I just heard this recently, but every time I hear people arguing about faith or abstract concepts lately-- like truth, love or knowledge -- my mind returns to this poem by John Godfrey Saxe:
It was six men of Indostan,
To learning much inclined,
Who went to see the Elephant
(Though all of them were blind),
That each by observation
Might satisfy his mind.
Each man touches a different part of the elephant and declares that elephants are exactly like a certain thing:
The Sixth no sooner had begun
About the beast to grope,
Then, seizing on the swinging tail
That fell within his scope,
"I see," -quoth he,- "the Elephant
Is very like a rope!"
Even though each blind man only touched one part of the elephant, he thinks he knows and can describe exactly what elephants are like.

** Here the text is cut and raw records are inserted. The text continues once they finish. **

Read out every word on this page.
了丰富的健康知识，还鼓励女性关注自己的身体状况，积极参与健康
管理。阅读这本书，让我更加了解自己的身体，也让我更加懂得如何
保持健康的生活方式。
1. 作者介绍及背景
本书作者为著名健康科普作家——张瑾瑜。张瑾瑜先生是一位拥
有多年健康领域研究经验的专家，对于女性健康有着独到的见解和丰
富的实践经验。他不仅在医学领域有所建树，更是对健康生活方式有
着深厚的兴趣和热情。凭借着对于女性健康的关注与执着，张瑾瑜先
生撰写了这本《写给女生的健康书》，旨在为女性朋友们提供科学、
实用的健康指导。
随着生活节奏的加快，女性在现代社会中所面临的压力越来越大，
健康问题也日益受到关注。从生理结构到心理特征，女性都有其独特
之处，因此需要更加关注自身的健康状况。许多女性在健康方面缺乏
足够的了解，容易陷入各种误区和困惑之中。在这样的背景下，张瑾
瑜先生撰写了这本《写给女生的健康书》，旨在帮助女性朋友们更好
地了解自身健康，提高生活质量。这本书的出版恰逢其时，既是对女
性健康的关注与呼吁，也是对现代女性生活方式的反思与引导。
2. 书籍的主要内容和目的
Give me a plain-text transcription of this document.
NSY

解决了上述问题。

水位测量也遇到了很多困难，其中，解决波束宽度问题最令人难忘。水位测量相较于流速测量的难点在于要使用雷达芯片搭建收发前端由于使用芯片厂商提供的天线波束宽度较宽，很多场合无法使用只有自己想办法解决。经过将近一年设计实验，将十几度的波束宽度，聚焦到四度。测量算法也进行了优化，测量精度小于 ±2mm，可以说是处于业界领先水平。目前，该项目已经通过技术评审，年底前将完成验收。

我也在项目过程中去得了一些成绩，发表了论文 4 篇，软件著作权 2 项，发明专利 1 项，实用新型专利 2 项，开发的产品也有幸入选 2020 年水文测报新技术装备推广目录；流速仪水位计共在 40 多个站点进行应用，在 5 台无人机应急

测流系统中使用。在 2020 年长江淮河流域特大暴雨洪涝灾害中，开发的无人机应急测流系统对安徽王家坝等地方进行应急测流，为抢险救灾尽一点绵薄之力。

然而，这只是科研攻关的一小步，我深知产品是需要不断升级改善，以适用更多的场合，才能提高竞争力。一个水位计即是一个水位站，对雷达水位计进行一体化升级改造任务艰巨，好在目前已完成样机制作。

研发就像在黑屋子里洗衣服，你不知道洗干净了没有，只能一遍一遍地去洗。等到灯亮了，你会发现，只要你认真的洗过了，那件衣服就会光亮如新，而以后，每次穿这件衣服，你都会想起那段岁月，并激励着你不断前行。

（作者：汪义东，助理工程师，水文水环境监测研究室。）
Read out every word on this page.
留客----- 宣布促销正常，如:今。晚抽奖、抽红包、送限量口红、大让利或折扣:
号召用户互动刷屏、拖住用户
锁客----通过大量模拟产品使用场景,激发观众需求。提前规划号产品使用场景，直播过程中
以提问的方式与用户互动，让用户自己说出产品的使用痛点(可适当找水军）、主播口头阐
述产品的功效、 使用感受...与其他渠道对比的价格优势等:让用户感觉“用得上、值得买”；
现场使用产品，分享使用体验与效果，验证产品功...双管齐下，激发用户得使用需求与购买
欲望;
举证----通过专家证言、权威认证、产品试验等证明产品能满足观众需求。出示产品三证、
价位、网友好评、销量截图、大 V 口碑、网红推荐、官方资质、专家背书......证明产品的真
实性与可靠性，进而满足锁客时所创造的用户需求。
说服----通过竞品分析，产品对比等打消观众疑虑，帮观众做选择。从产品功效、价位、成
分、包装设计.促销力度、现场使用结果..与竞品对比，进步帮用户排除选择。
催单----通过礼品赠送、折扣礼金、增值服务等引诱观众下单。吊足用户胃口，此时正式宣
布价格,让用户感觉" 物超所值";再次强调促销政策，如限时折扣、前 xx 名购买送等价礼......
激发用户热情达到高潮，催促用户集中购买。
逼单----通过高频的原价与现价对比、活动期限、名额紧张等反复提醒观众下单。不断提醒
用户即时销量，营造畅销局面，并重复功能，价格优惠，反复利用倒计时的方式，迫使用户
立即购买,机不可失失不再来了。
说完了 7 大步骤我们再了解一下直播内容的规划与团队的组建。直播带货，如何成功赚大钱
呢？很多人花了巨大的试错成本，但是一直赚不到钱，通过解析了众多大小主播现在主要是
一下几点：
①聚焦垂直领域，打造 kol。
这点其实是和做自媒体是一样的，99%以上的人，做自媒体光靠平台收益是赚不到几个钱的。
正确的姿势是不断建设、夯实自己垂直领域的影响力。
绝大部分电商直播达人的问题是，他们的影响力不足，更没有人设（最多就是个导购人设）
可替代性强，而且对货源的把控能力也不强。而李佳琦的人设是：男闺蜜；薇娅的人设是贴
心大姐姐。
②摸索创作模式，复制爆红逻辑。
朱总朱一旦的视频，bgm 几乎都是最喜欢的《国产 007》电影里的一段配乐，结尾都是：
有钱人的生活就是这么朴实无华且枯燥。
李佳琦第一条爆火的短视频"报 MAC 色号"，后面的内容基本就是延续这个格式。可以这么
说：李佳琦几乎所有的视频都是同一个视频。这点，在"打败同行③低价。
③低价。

And so these men of Indostan
Disputed loud and long,
Each in his own opinion
Exceeding stiff and strong,
Though each was partly in the right,
And all were in the wrong!
MORAL,
So, oft in theologic wars
The disputants, I ween,
Rail on in utter ignorance
Of what each other mean;
And prate about an Elephant
Not one of them has seen!
And so, when I hear people arguing over what they can't know (which happens often enough, especially on college campuses) the last two lines echo in my head: "And prate about an Elephant/Not one of them has seen!"